Los pasajes más reveladores de Los más ordenaditos, son los “Testimonios de vida” que se despliegan en esta crucial investigación. Altos dirigentes, exclusivas fuentes españolas que viajaron a conocer los “frutos” del movimiento y militantes de base provenientes de comunas periféricas, se urden en un caudal de relatos íntimos que muestran el reverso de la historia: los chacarillas regionales y la punzante pregunta si en Chile se originó un fascismo genuino y latinoamericano. El ex presidente de la FEUC Javier Leturia recuerda: “Nosotros éramos los más ordenaditos, éramos los que no eran hippies, los que no eran de izquierda, los que no eran marihuaneros (…). Nosotros éramos abiertamente golpistas”. Y la militante Bernarda Labra recuerda: “Pero no hablábamos de política. Nosotros hablábamos de lo que los jóvenes querían hacer, actividades deportivas; hacíamos unas olimpiadas en el Parque O´Higgins espectaculares”.
En la vereda opuesta revolucionaria, pero compartiendo el ímpetu juvenil, La revolución a dedo de Cynthia Rimsky es una vibrante crónica sobre la juventud guerrillera. La narradora es una mujer de cincuenta y dos años que, al encontrar el cuaderno de una joven de veintidós, rememora al viaje que realizó a Nicaragua a mediados de los ochentas. Anhela internarse en la lucha sandinista. Empaparse en la humedad revolucionaria. Pero a la adulta le cuesta entender su deseo. Incluso su caligrafía ha mutado con los años. Por eso escribe mails a sus compañeros de militancia y a Pablo, el de viaje, para que recuerden junto a ella el trayecto.
Y las preguntas estremecen: “¿Qué dejaste atrás para siempre cuando volviste a Nicaragua?”. También los hallazgos en el cuaderno, de una actualidad abrumadora: “Si preguntas por el hombre nuevo que leímos en los documentos de la izquierda renovada y que constituye el argumento habitual para dejar fuera al PC; si preguntas por el hombre en Managua, te miran con cara de: este gringo despistado. Lo máximo que vas a conseguir es que te manden al Ministerio de Cultura. Por supuesto el Ministerio de Cultura aparecerá cuando dejes de buscarlo”. Luego la mujer adulta reconstruye el viaje. Profundiza la puesta en abismo donde las respuestas, el cuaderno y su relato se funden en una entrañable obra que captura con rara belleza las contradicciones que surgen en todo proceso revolucionario.
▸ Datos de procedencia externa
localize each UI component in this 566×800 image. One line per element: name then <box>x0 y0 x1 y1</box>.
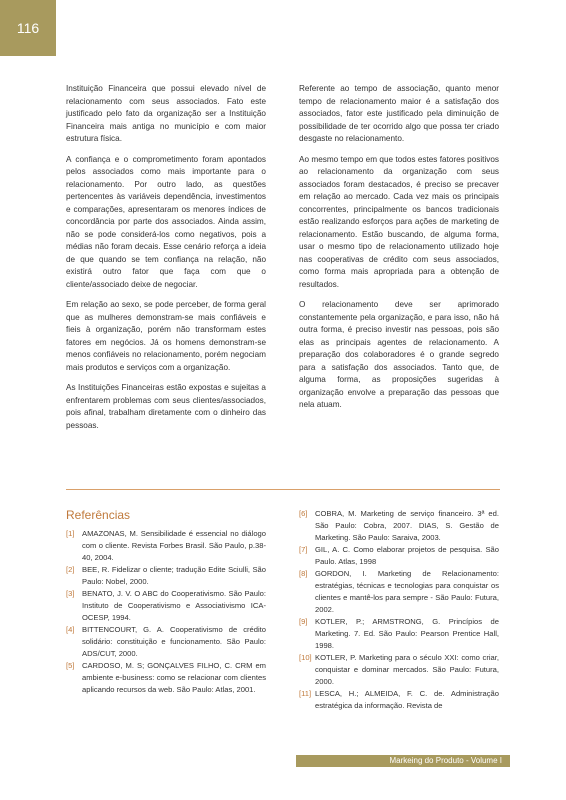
reference-item <box>299 688 499 712</box>
reference-number: [11] <box>299 689 312 698</box>
reference-item <box>66 564 266 588</box>
reference-item <box>66 588 266 624</box>
paragraph: O relacionamento deve ser aprimorado constantemente pela organização, e para isso, não há outra forma, é preciso investir nas pessoas, pois são elas as principais agentes de relacionamento. A preparação dos colaboradores é o grande segredo para a satisfação dos associados. Tanto que, de alguma forma, as proposições sugeridas à organização envolve a preparação das pessoas que nela atuam. <box>299 300 499 409</box>
reference-text: KOTLER, P. Marketing para o século XXI: como criar, conquistar e dominar mercados. São Paulo: Futura, 2000. <box>315 653 499 686</box>
reference-item <box>299 616 499 652</box>
reference-number: [7] <box>299 545 308 554</box>
reference-item <box>299 568 499 616</box>
paragraph: A confiança e o comprometimento foram apontados pelos associados como mais importante para o relacionamento. Por outro lado, as questões pertencentes às variáveis dependência, investimentos e comparações, apresentaram os menores índices de concordância por parte dos associados. Ainda assim, não se pode considerá-los como negativos, pois a médias não foram decais. Esse cenário reforça a ideia de que quando se tem confiança na relação, não existirá outro fator que faça com que o cliente/associado deixe de negociar. <box>66 154 266 289</box>
reference-item <box>66 660 266 696</box>
reference-text: LESCA, H.; ALMEIDA, F. C. de. Administração estratégica da informação. Revista de <box>315 689 499 710</box>
reference-item <box>66 528 266 564</box>
page-number-box <box>0 0 56 56</box>
reference-item <box>299 652 499 688</box>
paragraph: Em relação ao sexo, se pode perceber, de forma geral que as mulheres demonstram-se mais confiáveis e fieis à organização, porém não transformam estes fatores em negócios. Já os homens demonstram-se menos confiáveis no relacionamento, porém negociam mais produtos e serviços com a organização. <box>66 300 266 372</box>
reference-item <box>299 508 499 544</box>
paragraph: Instituição Financeira que possui elevado nível de relacionamento com seus associados. Fato este justificado pelo fato da organização ser a Instituição Financeira mais antiga no município e com maior estrutura física. <box>66 84 266 143</box>
references-heading: Referências <box>66 508 131 522</box>
footer-title: Markeing do Produto - Volume I <box>389 756 502 765</box>
reference-text: COBRA, M. Marketing de serviço financeiro. 3ª ed. São Paulo: Cobra, 2007. DIAS, S. Gestão de Marketing. São Paulo: Saraiva, 2003. <box>315 509 499 542</box>
reference-text: BENATO, J. V. O ABC do Cooperativismo. São Paulo: Instituto de Cooperativismo e Associativismo ICA-OCESP, 1994. <box>82 589 266 622</box>
reference-text: GIL, A. C. Como elaborar projetos de pesquisa. São Paulo. Atlas, 1998 <box>315 545 499 566</box>
section-divider <box>66 489 500 490</box>
reference-number: [5] <box>66 661 75 670</box>
paragraph: As Instituições Financeiras estão expostas e sujeitas a enfrentarem problemas com seus clientes/associados, pois afinal, trabalham diretamente com o dinheiro das pessoas. <box>66 383 266 430</box>
reference-number: [2] <box>66 565 75 574</box>
reference-text: AMAZONAS, M. Sensibilidade é essencial no diálogo com o cliente. Revista Forbes Brasil. São Paulo, p.38-40, 2004. <box>82 529 266 562</box>
reference-number: [6] <box>299 509 308 518</box>
left-text-column <box>66 83 266 440</box>
reference-number: [4] <box>66 625 75 634</box>
references-list-left <box>66 528 266 696</box>
references-list-right <box>299 508 499 712</box>
reference-text: GORDON, I. Marketing de Relacionamento: estratégias, técnicas e tecnologias para conquistar os clientes e mantê-los para sempre - São Paulo: Futura, 2002. <box>315 569 499 614</box>
reference-text: CARDOSO, M. S; GONÇALVES FILHO, C. CRM em ambiente e-business: como se relacionar com clientes aplicando recursos da web. São Paulo: Atlas, 2001. <box>82 661 266 694</box>
reference-text: BEE, R. Fidelizar o cliente; tradução Edite Sciulli, São Paulo: Nobel, 2000. <box>82 565 266 586</box>
reference-text: KOTLER, P.; ARMSTRONG, G. Princípios de Marketing. 7. Ed. São Paulo: Pearson Prentice Hall, 1998. <box>315 617 499 650</box>
reference-number: [8] <box>299 569 308 578</box>
reference-item <box>66 624 266 660</box>
reference-number: [10] <box>299 653 312 662</box>
reference-number: [9] <box>299 617 308 626</box>
reference-text: BITTENCOURT, G. A. Cooperativismo de crédito solidário: constituição e funcionamento. São Paulo: ADS/CUT, 2000. <box>82 625 266 658</box>
paragraph: Referente ao tempo de associação, quanto menor tempo de relacionamento maior é a satisfação dos associados, fator este justificado pela diminuição de possibilidade de ter ocorrido algo que possa ter criado desgaste no relacionamento. <box>299 84 499 143</box>
page-number: 116 <box>16 20 40 36</box>
paragraph: Ao mesmo tempo em que todos estes fatores positivos ao relacionamento da organização com seus associados foram destacados, é preciso se precaver em relação ao mercado. Cada vez mais os principais concorrentes, principalmente os bancos tradicionais estão realizando esforços para ações de marketing de relacionamento. Estão buscando, de alguma forma, usar o mesmo tipo de relacionamento utilizado hoje nas cooperativas de crédito com seus associados, como forma mais apropriada para a obtenção de resultados. <box>299 154 499 289</box>
reference-number: [3] <box>66 589 75 598</box>
footer-band <box>296 755 510 767</box>
right-text-column <box>299 83 499 420</box>
reference-number: [1] <box>66 529 75 538</box>
reference-item <box>299 544 499 568</box>
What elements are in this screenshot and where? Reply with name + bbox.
Cuesta pensar cómo se registrará esta época, que a todas luces está generado una revolución. Quizá alguna pista esté nuevamente en Sontag. En su voluminoso y chispeante diario La conciencia uncida de la carne, escribe sobre la visita que realizó a Vietnam como parte de una delegación de activistas en mayo de 1968. En los breves instantes de descanso, apresurada por la contingencia revolucionaria, escribe: “El amor por la revolución de los occidentales: el último idilio del primitivismo, vida”. De seguro la pulsión por esa vida, por ese amor, seguirá intacta. También la intención de frenarla mediante la violencia. Y también la disputa de cómo esa memoria íntima, personal, se vuelve colectiva.